Musgrove had retired nine consecutive batters when, after throwing a 2-1 curveball to Matt Olson, catcher Kyle Higashioka immediately walked toward the mound with pitching coach Ruben Niebla starting from the dugout seconds later. Athletic trainer Ben Fraser and manager Mike Shildt followed.
After a conference of about a minute, Shildt patted Musgrove on the chest, and the right-hander walked toward the Padres dugout with Fraser.
Bryan Hoeing replaced Musgrove and retired Olson on a pop up before yielding a lead-off homer to Jorge Soler in the fifth inning.
Jeremiah Estrada began the sixth and allowed a single with one out and another with two. He departed with two outs and runners at the corners and left-handed batter Olson due up.
Left-hander Tanner Scott came in to face the Braves’ cleanup hitter and stranded the runners when Olson lined out to left fielder Jurickson Profar.
Scott followed a lead-off walk to Soler in the seventh with three straight outs.
Jason Adam surrendered a single to Orlando Arcia and a home run to Michael Harris II before getting three outs in the eighth.
Robert Suarez, the closer who near the end of the regular season blew three of six save chances, then converted his fourth in a row by xx in the ninth.
What the Padres did to win Wednesday might have been surprising if they had not done something like it a fair amount over the past six months.
That’s their thing. It doesn’t matter what happens before what happens matters.
On Wednesday, they failed to score in the first inning after having the bases loaded with no outs.
An inning later, they scored five runs after having no one on with two outs.
In successive at-bats in the first inning, Manny Machado struck out and Jackson Merrill grounded into a fielder’s choice on a first-pitch sweeper that was barely above the ground. In the second inning, Machado broke a 1-1 tie with a two-run double and Merrill made it 5-1 with a two-run triple.
The five-run inning, which began with Higashioka’s second home run in two nights, was the Padres’ second in four games but also just their second in 60 games. To that point, they had scored at least five runs in an inning an MLB-leading 12 times.
That is the 2024 Padres.
Sometimes they falter. But they don’t stay down. And they seem capable of anything.

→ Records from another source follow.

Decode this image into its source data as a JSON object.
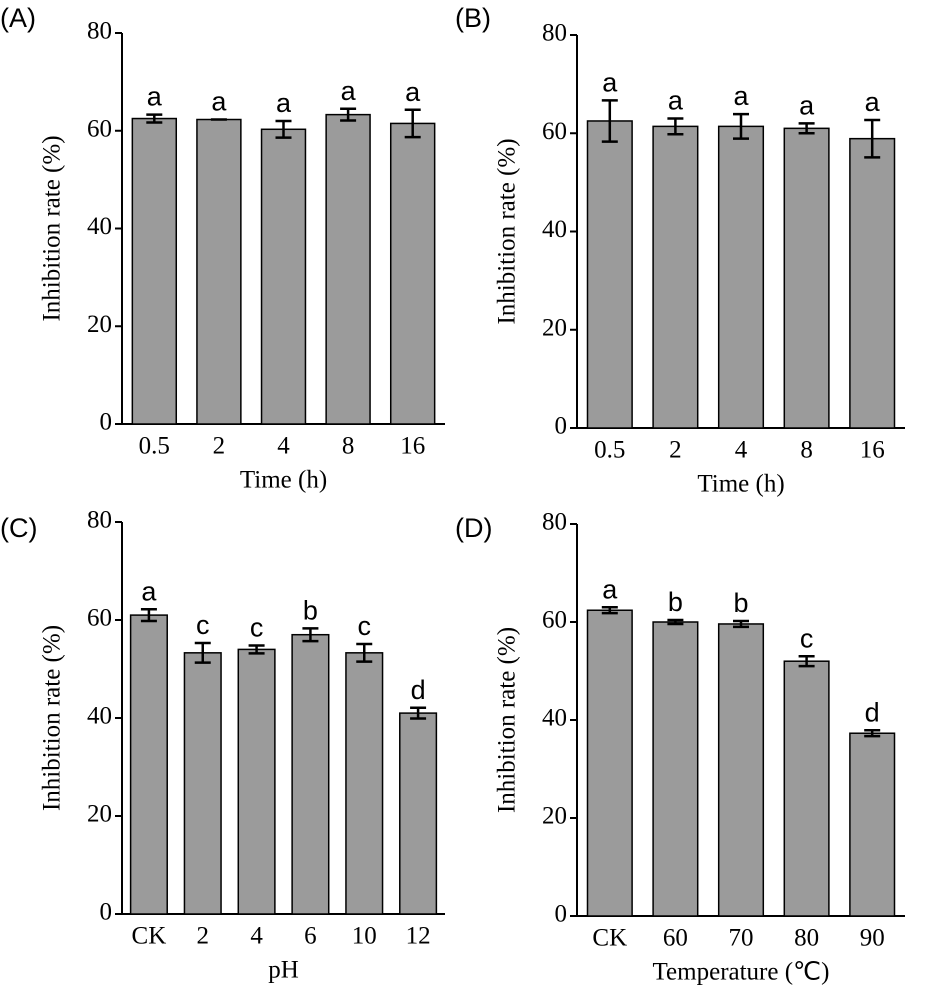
{
  "chart_data": [
    {
      "type": "bar",
      "panel_label": "(A)",
      "x_label": "Time (h)",
      "y_label": "Inhibition rate (%)",
      "categories": [
        "0.5",
        "2",
        "4",
        "8",
        "16"
      ],
      "values": [
        62.5,
        62.3,
        60.3,
        63.3,
        61.5
      ],
      "errors": [
        0.8,
        0,
        1.7,
        1.2,
        2.8
      ],
      "annotations": [
        "a",
        "a",
        "a",
        "a",
        "a"
      ],
      "color": "#9b9b9b",
      "ylim": [
        0,
        80
      ],
      "yticks": [
        0,
        20,
        40,
        60,
        80
      ]
    },
    {
      "type": "bar",
      "panel_label": "(B)",
      "x_label": "Time (h)",
      "y_label": "Inhibition rate (%)",
      "categories": [
        "0.5",
        "2",
        "4",
        "8",
        "16"
      ],
      "values": [
        62.5,
        61.4,
        61.4,
        61,
        58.9
      ],
      "errors": [
        4.2,
        1.6,
        2.5,
        1,
        3.8
      ],
      "annotations": [
        "a",
        "a",
        "a",
        "a",
        "a"
      ],
      "color": "#9b9b9b",
      "ylim": [
        0,
        80
      ],
      "yticks": [
        0,
        20,
        40,
        60,
        80
      ]
    },
    {
      "type": "bar",
      "panel_label": "(C)",
      "x_label": "pH",
      "y_label": "Inhibition rate (%)",
      "categories": [
        "CK",
        "2",
        "4",
        "6",
        "10",
        "12"
      ],
      "values": [
        61,
        53.3,
        54,
        57,
        53.3,
        41
      ],
      "errors": [
        1.2,
        2,
        0.8,
        1.3,
        1.8,
        1.1
      ],
      "annotations": [
        "a",
        "c",
        "c",
        "b",
        "c",
        "d"
      ],
      "color": "#9b9b9b",
      "ylim": [
        0,
        80
      ],
      "yticks": [
        0,
        20,
        40,
        60,
        80
      ]
    },
    {
      "type": "bar",
      "panel_label": "(D)",
      "x_label": "Temperature (℃)",
      "y_label": "Inhibition rate (%)",
      "categories": [
        "CK",
        "60",
        "70",
        "80",
        "90"
      ],
      "values": [
        62.4,
        60,
        59.6,
        52,
        37.3
      ],
      "errors": [
        0.6,
        0.4,
        0.6,
        1,
        0.6
      ],
      "annotations": [
        "a",
        "b",
        "b",
        "c",
        "d"
      ],
      "color": "#9b9b9b",
      "ylim": [
        0,
        80
      ],
      "yticks": [
        0,
        20,
        40,
        60,
        80
      ]
    }
  ]
}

Before Musgrove settled into being dominant right up to the point he departed, the Braves ambushed him in the first inning when Michael Harris II lined the game’s first pitch down the right field line for a double, went to third on a groundout by Ozzie Albies and scored on a lineout to left field by Marcel Ozuna.
The Padres began the bottom of the first by loading the bases without getting a ball out of the infield and then continuing to not get the ball out of the infield and failing to score.

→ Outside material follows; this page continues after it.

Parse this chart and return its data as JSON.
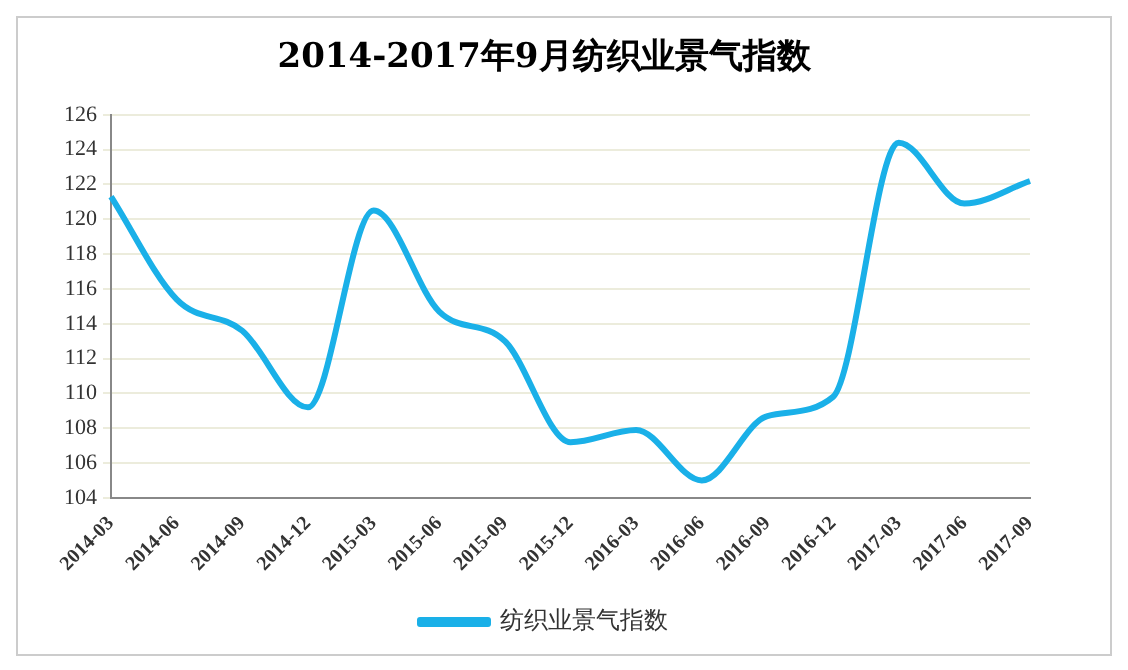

Luis Arraez and Fernando Tatis Jr. reached on infield singles — Arraez on a slow bouncer up the middle and Tatis with a 100 mph line drive off Braves starter Max Fried’s left hip. Profar followed with a dribbler to the right side of the mound that Fried picked up and threw too late to second.
The potential for a big inning deflated pretty quickly.
Machado struck out on three pitches. Merrill then grounded the first pitch he saw to first base, where Olson fielded the ball and threw home to force out Arraez. And Merrill was forced out at second on a grounder to shortstop by Xander Bogaerts.
As had happened for a long stretch in their 4-0 win in Game 1, the Padres didn’t do much after the second inning.
But in the postseason, the only important thing is the result.